Que dire de cette phrase prononcée par Maud Olivier, nouvelle héroïne du féminisme :
« Je pense que notre future législation aidera à lutter contre l’immigration clandestine, dès lors qu’elle découragera les réseaux de traite aux fins d’exploitation sexuelle d’amener des jeunes femmes sur le territoire français. » Le féminisme institutionnel a donné toute sa place et, mieux, son soutien à une loi qui ne vise pas à protéger les prostituées mais masque en partie la politique en matière d’immigration du gouvernement français.
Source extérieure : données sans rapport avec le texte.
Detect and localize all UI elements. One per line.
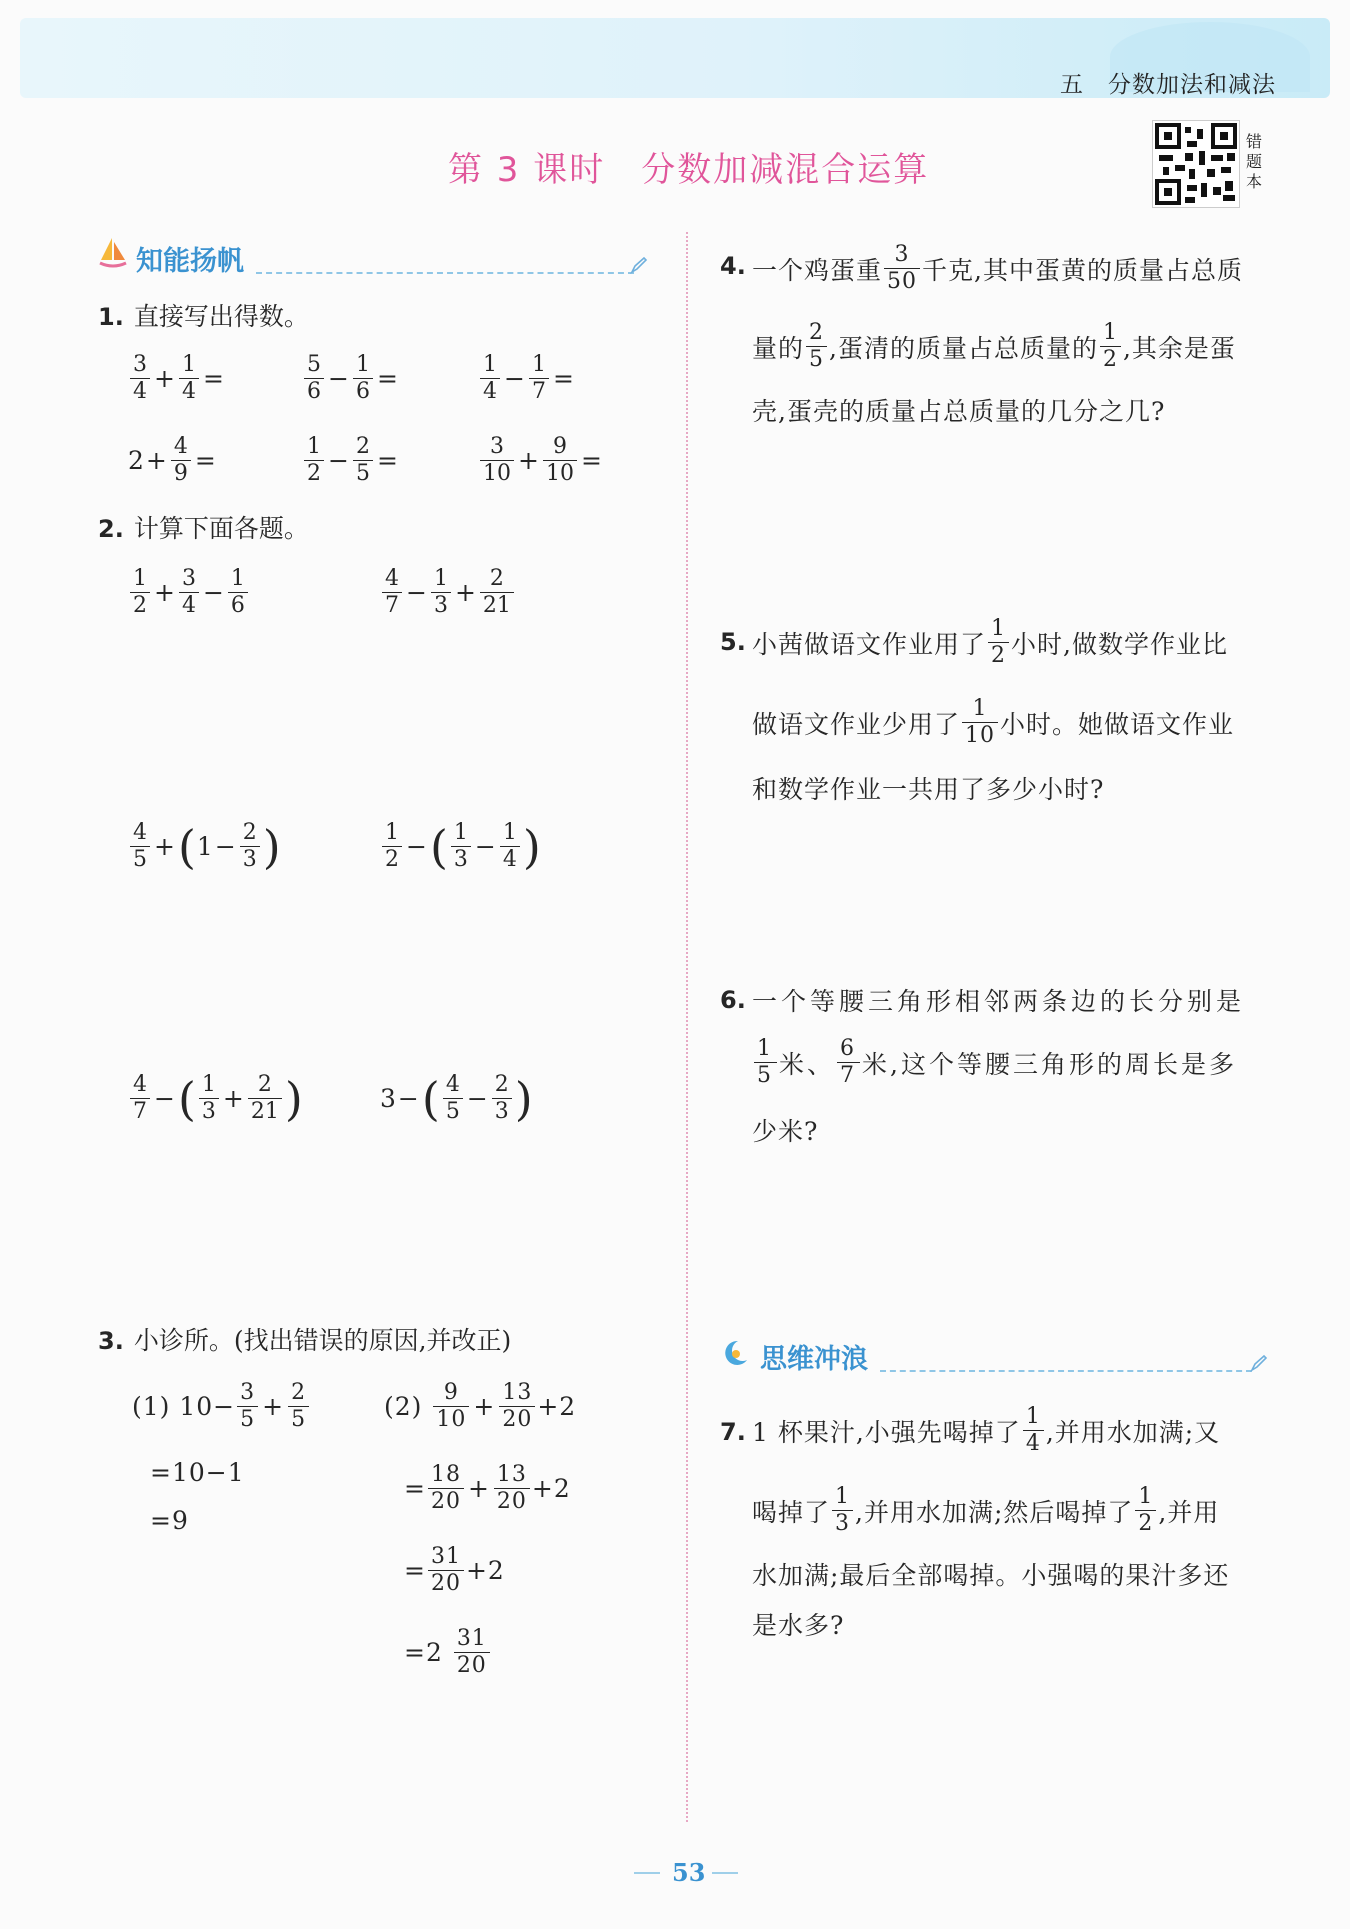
question-number: 3. [98,1327,124,1355]
q2-expression-3: $\frac{4}{5}$ + ( 1 − $\frac{2}{3}$ ) [128,820,282,873]
section-underline [880,1370,1252,1372]
q2-expression-5: $\frac{4}{7}$ − ( $\frac{1}{3}$ + $\frac{2}{21}$ ) [128,1072,304,1125]
question-number: 1. [98,303,124,331]
q4-line-1: 一个鸡蛋重 $\frac{3}{50}$ 千克,其中蛋黄的质量占总质 [752,242,1243,294]
section-underline [256,272,634,274]
question-number: 2. [98,515,124,543]
chapter-title: 五 分数加法和减法 [1060,72,1276,98]
q7-line-4: 是水多? [752,1611,845,1640]
q5-line-2: 做语文作业少用了 $\frac{1}{10}$ 小时。她做语文作业 [752,696,1235,748]
question-number: 4. [720,252,746,280]
column-divider [686,232,688,1822]
q2-expression-4: $\frac{1}{2}$ − ( $\frac{1}{3}$ − $\frac{1}{4}$ ) [380,820,542,873]
q3-part-2-line-2: = $\frac{18}{20}$ + $\frac{13}{20}$ +2 [404,1462,571,1514]
question-text: 小诊所。(找出错误的原因,并改正) [133,1326,512,1355]
q3-part-2-line-4: =2 $\frac{31}{20}$ [404,1626,492,1679]
q7-line-1: 1 杯果汁,小强先喝掉了 $\frac{1}{4}$ ,并用水加满;又 [752,1404,1221,1456]
q3-part-1-line-3: =9 [150,1506,189,1535]
q7-line-3: 水加满;最后全部喝掉。小强喝的果汁多还 [752,1561,1230,1590]
q5-line-1: 小茜做语文作业用了 $\frac{1}{2}$ 小时,做数学作业比 [752,616,1228,668]
page-number: 53 [672,1858,706,1887]
q6-line-1: 一个等腰三角形相邻两条边的长分别是 [752,987,1246,1016]
q1-item-6: $\frac{3}{10}$ + $\frac{9}{10}$ = [478,434,604,487]
lesson-title: 第 3 课时 分数加减混合运算 [448,150,930,190]
question-2-heading [98,512,309,546]
question-number: 6. [720,986,746,1014]
question-text: 计算下面各题。 [133,514,309,543]
moon-star-icon [720,1338,750,1368]
section-title-thinking: 思维冲浪 [760,1344,868,1375]
q1-item-1: $\frac{3}{4}$ + $\frac{1}{4}$ = [128,352,226,405]
wrong-question-label [1246,132,1266,192]
q2-expression-6: 3 − ( $\frac{4}{5}$ − $\frac{2}{3}$ ) [380,1071,533,1126]
q3-part-2-line-1: (2) $\frac{9}{10}$ + $\frac{13}{20}$ +2 [384,1380,577,1432]
q1-item-2: $\frac{5}{6}$ − $\frac{1}{6}$ = [302,352,400,405]
q1-item-5: $\frac{1}{2}$ − $\frac{2}{5}$ = [302,434,400,487]
qr-code-icon[interactable] [1152,120,1240,208]
q1-item-4: 2 + $\frac{4}{9}$ = [128,434,216,486]
question-text: 直接写出得数。 [133,302,309,331]
question-number: 5. [720,628,746,656]
qr-label-char: 题 [1246,152,1263,171]
q4-line-3: 壳,蛋壳的质量占总质量的几分之几? [752,397,1166,426]
q2-expression-2: $\frac{4}{7}$ − $\frac{1}{3}$ + $\frac{2}{21}$ [380,566,516,619]
question-1-heading [98,300,309,334]
question-3-heading [98,1324,511,1358]
q6-line-3: 少米? [752,1117,819,1146]
q5-line-3: 和数学作业一共用了多少小时? [752,775,1105,804]
q4-line-2: 量的 $\frac{2}{5}$ ,蛋清的质量占总质量的 $\frac{1}{2}$ ,其余是蛋 [752,320,1236,372]
qr-label-char: 本 [1246,172,1263,191]
pencil-icon [1250,1354,1268,1372]
q3-part-1-line-1: (1) 10− $\frac{3}{5}$ + $\frac{2}{5}$ [132,1380,311,1433]
q3-part-2-line-3: = $\frac{31}{20}$ +2 [404,1544,505,1596]
q7-line-2: 喝掉了 $\frac{1}{3}$ ,并用水加满;然后喝掉了 $\frac{1}{2}$ ,并用 [752,1484,1220,1536]
question-number: 7. [720,1418,746,1446]
pencil-icon [630,256,648,274]
q1-item-3: $\frac{1}{4}$ − $\frac{1}{7}$ = [478,352,576,405]
section-title-knowledge: 知能扬帆 [136,246,244,277]
page-number-rule [634,1872,660,1874]
q3-part-1-line-2: =10−1 [150,1458,245,1487]
sailboat-icon [98,236,128,270]
qr-label-char: 错 [1246,132,1263,151]
q2-expression-1: $\frac{1}{2}$ + $\frac{3}{4}$ − $\frac{1}{6}$ [128,566,250,619]
page-number-rule [712,1872,738,1874]
q6-line-2: $\frac{1}{5}$ 米、 $\frac{6}{7}$ 米,这个等腰三角形的周长是多 [752,1036,1237,1089]
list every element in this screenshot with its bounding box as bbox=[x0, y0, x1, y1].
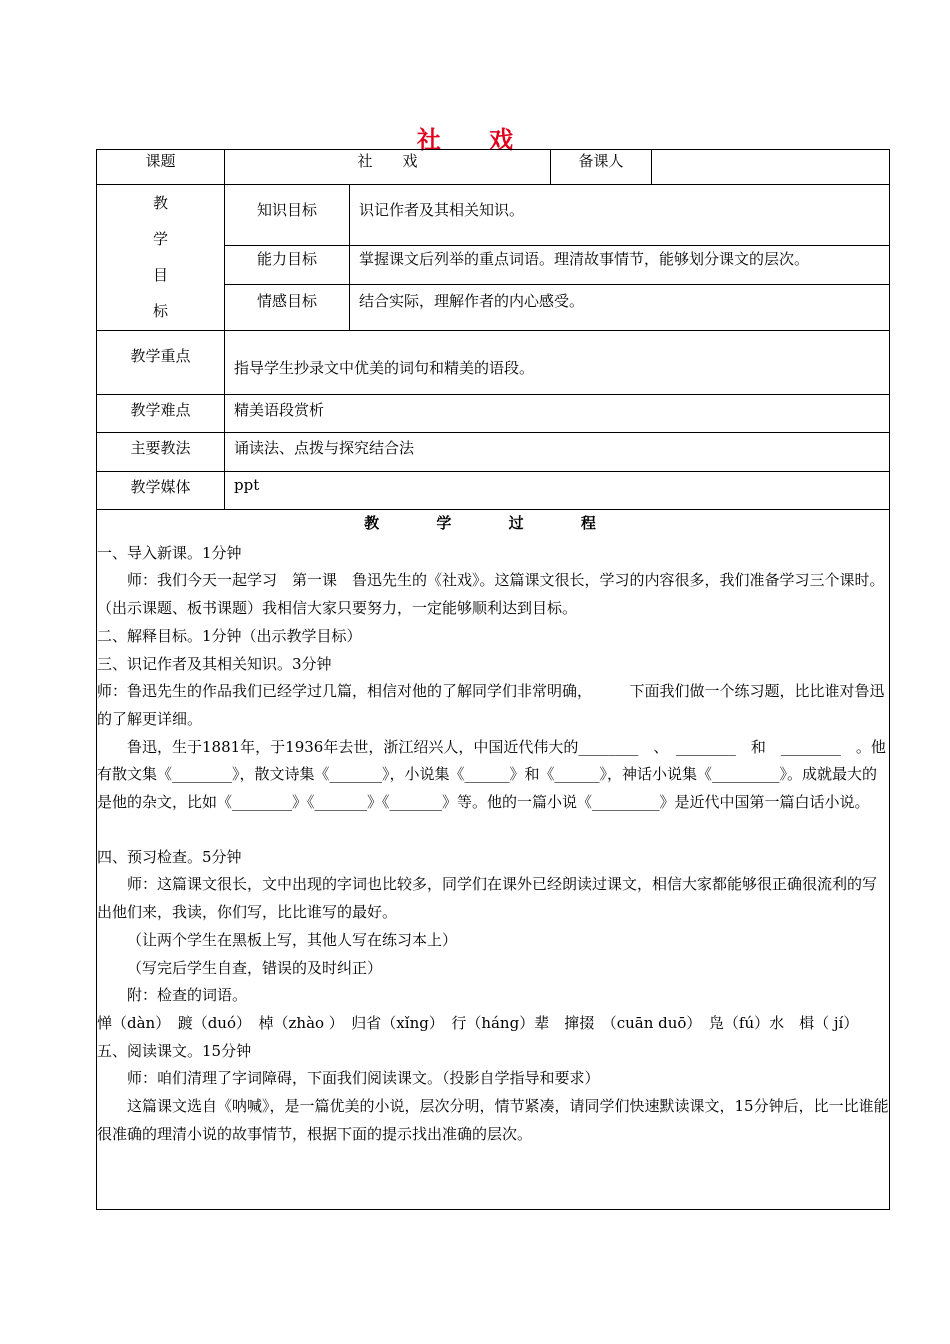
process-heading: 一、导入新课。1分钟 bbox=[97, 543, 242, 562]
process-paragraph: 师：这篇课文很长，文中出现的字词也比较多，同学们在课外已经朗读过课文，相信大家都能够很正确很流利的写出他们来，我读，你们写，比比谁写的最好。 bbox=[97, 875, 878, 922]
lesson-plan-table bbox=[96, 149, 890, 1210]
goals-label-char: 标 bbox=[152, 302, 168, 320]
process-heading: 四、预习检查。5分钟 bbox=[97, 847, 242, 866]
header-row bbox=[97, 150, 890, 185]
row-label: 教学媒体 bbox=[97, 472, 225, 510]
process-paragraph: 这篇课文选自《呐喊》，是一篇优美的小说，层次分明，情节紧凑，请同学们快速默读课文，15分钟后，比一比谁能很准确的理清小说的故事情节，根据下面的提示找出准确的层次。 bbox=[97, 1097, 889, 1143]
row-value: 精美语段赏析 bbox=[225, 395, 890, 433]
blank-line bbox=[97, 817, 889, 844]
goal-value: 掌握课文后列举的重点词语。理清故事情节，能够划分课文的层次。 bbox=[350, 246, 890, 285]
row-value: 指导学生抄录文中优美的词句和精美的语段。 bbox=[225, 331, 890, 395]
process-title: 教 学 过 程 bbox=[364, 514, 622, 532]
process-row bbox=[97, 510, 890, 1210]
goals-label bbox=[97, 185, 225, 331]
fill-in-exercise: 鲁迅，生于1881年，于1936年去世，浙江绍兴人，中国近代伟大的________ 、 ________ 和 ________ 。他有散文集《________》，散文诗集《_______》，小说集《______》和《______》，神话小说集《_________》。成就最大的是他的杂文，比如《________》《_______》《_______》等。他的一篇小说《_________》是近代中国第一篇白话小说。 bbox=[97, 737, 886, 812]
vocabulary-list: 惮（dàn） 踱（duó） 棹（zhào ） 归省（xǐng） 行（háng）辈 撺掇 （cuān duō） 凫（fú）水 楫（ jí） bbox=[97, 1013, 859, 1032]
process-paragraph: 师：咱们清理了字词障碍，下面我们阅读课文。（投影自学指导和要求） bbox=[127, 1069, 600, 1088]
process-heading: 五、阅读课文。15分钟 bbox=[97, 1041, 252, 1060]
process-heading: 二、解释目标。1分钟（出示教学目标） bbox=[97, 626, 362, 645]
page-title: 社 戏 bbox=[416, 125, 534, 154]
preparer-label: 备课人 bbox=[551, 150, 652, 185]
goal-value: 结合实际，理解作者的内心感受。 bbox=[350, 285, 890, 331]
row-method bbox=[97, 433, 890, 472]
process-heading: 三、识记作者及其相关知识。3分钟 bbox=[97, 654, 332, 673]
topic-value: 社 戏 bbox=[225, 150, 551, 185]
row-media bbox=[97, 472, 890, 510]
topic-label: 课题 bbox=[97, 150, 225, 185]
goal-label: 知识目标 bbox=[225, 185, 350, 246]
preparer-value bbox=[652, 150, 890, 185]
row-difficulty bbox=[97, 395, 890, 433]
row-focus bbox=[97, 331, 890, 395]
goal-label: 情感目标 bbox=[225, 285, 350, 331]
process-note: （写完后学生自查，错误的及时纠正） bbox=[127, 958, 383, 977]
goals-label-char: 学 bbox=[152, 230, 168, 248]
goal-label: 能力目标 bbox=[225, 246, 350, 285]
goals-label-char: 教 bbox=[152, 194, 168, 212]
row-label: 主要教法 bbox=[97, 433, 225, 472]
row-label: 教学重点 bbox=[97, 331, 225, 395]
row-value: ppt bbox=[225, 472, 890, 510]
row-value: 诵读法、点拨与探究结合法 bbox=[225, 433, 890, 472]
process-paragraph: 师：鲁迅先生的作品我们已经学过几篇，相信对他的了解同学们非常明确， 下面我们做一个练习题，比比谁对鲁迅的了解更详细。 bbox=[97, 682, 885, 728]
row-label: 教学难点 bbox=[97, 395, 225, 433]
process-paragraph: 师：我们今天一起学习 第一课 鲁迅先生的《社戏》。这篇课文很长，学习的内容很多，我们准备学习三个课时。（出示课题、板书课题）我相信大家只要努力，一定能够顺利达到目标。 bbox=[97, 571, 885, 618]
goals-label-char: 目 bbox=[152, 266, 168, 284]
process-section bbox=[97, 510, 890, 1210]
goal-row-knowledge bbox=[97, 185, 890, 246]
process-note: （让两个学生在黑板上写，其他人写在练习本上） bbox=[127, 930, 458, 949]
process-note: 附：检查的词语。 bbox=[127, 986, 248, 1005]
goal-value: 识记作者及其相关知识。 bbox=[350, 185, 890, 246]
On ne peut certes pas accuser tous les défenseurs de ce texte de vouloir du mal aux prostituées mais, sous prétexte de faire une loi de principe, au nom de hautes et nobles valeurs, ils n’hésitent pas à sacrifier toute une frange de la population déjà faible et isolée.
Uniquement portée par une idéologie simpliste dictée parfois par une visée moraliste, cette loi est un net retour en arrière. « D’un côté, les femmes dignes et mariées et de l’autre les putes, êtres immondes privés de toute raison. Voilà une gauche moralisatrice qui, quand on remue leurs idées, se révèlent conservatrice et réactionnaire », note très justement le journaliste Robin Carel.
Outre l’incohérence manifeste de la loi, qui considère la prostitution comme une violence, comme un viol, mais qui ne punirait ce viol que d’une amende (?!?), elle laisse un goût amer aux putes qui, poussées vers la clandestinité, connaîtront des conditions d’exercice (encore plus) déplorables et dangereuses. Une amende pouvant aller jusqu’à 1500 euros sera infligée au client s’il est pris en flagrant délit.
La seule manière pour les prostituées de continuer leur activité sera donc de se cacher, aux dépends de leur sécurité. Plus que jamais isolées, les prostituées devront revoir à la baisse leurs prétentions sanitaires car, avec moins de clients, il leur sera difficile voire impossible de pouvoir faire le tri entre ceux-ci. De plus, les clients vont se faire tellement discrets qu’ils vont veiller à ne donner aucun nom, adresse ou numéro de téléphone. En cas de violences ou de viol, les prostituées seront dans l’incapacité totale de porter plainte contre un agresseur non-identifié. Quant au montant de l’allocation de sortie de la prostitution, versée pendant quelques mois seulement, il est si ridiculement faible qu’il est insultant… Un climat plus putophobe que jamais et une position plus précaire et dangereuse, voici ce qui a été voté à l’Assemblée1. Nul doute pourtant que les associations féministes abolitionnistes sont en train de célébrer entre elles leur petite victoire de principe. Ces associations pourront se gargariser dans les séminaires et soliloquer que la France ne tolère plus la vente de sexe.
Associations et politiques ont fait ce qu’ils savent le mieux faire: expliquer à la place des concernées qu’elles ne savent pas vraiment ce qu’elles disent dans la mesure où les violences les ont rendus incapables de formuler un consentement éclairé. Le système patriarcal n’a jamais procédé autrement: affirmer que la parole des femmes doit être tenue comme négligeable car les femmes ne savent pas vraiment ce qu’elles disent.
Marie Joffrin Groupe Louise-Michel de la Fédération anarchiste
1. Voir l’article «Ne nous trompons pas de combat» de Marine, Le Monde libertaire n° 1721, pages 20-21.
Vu sur le forum anarchiste, 11 décembre 2013, et à paraître dans Le Monde Libertaire.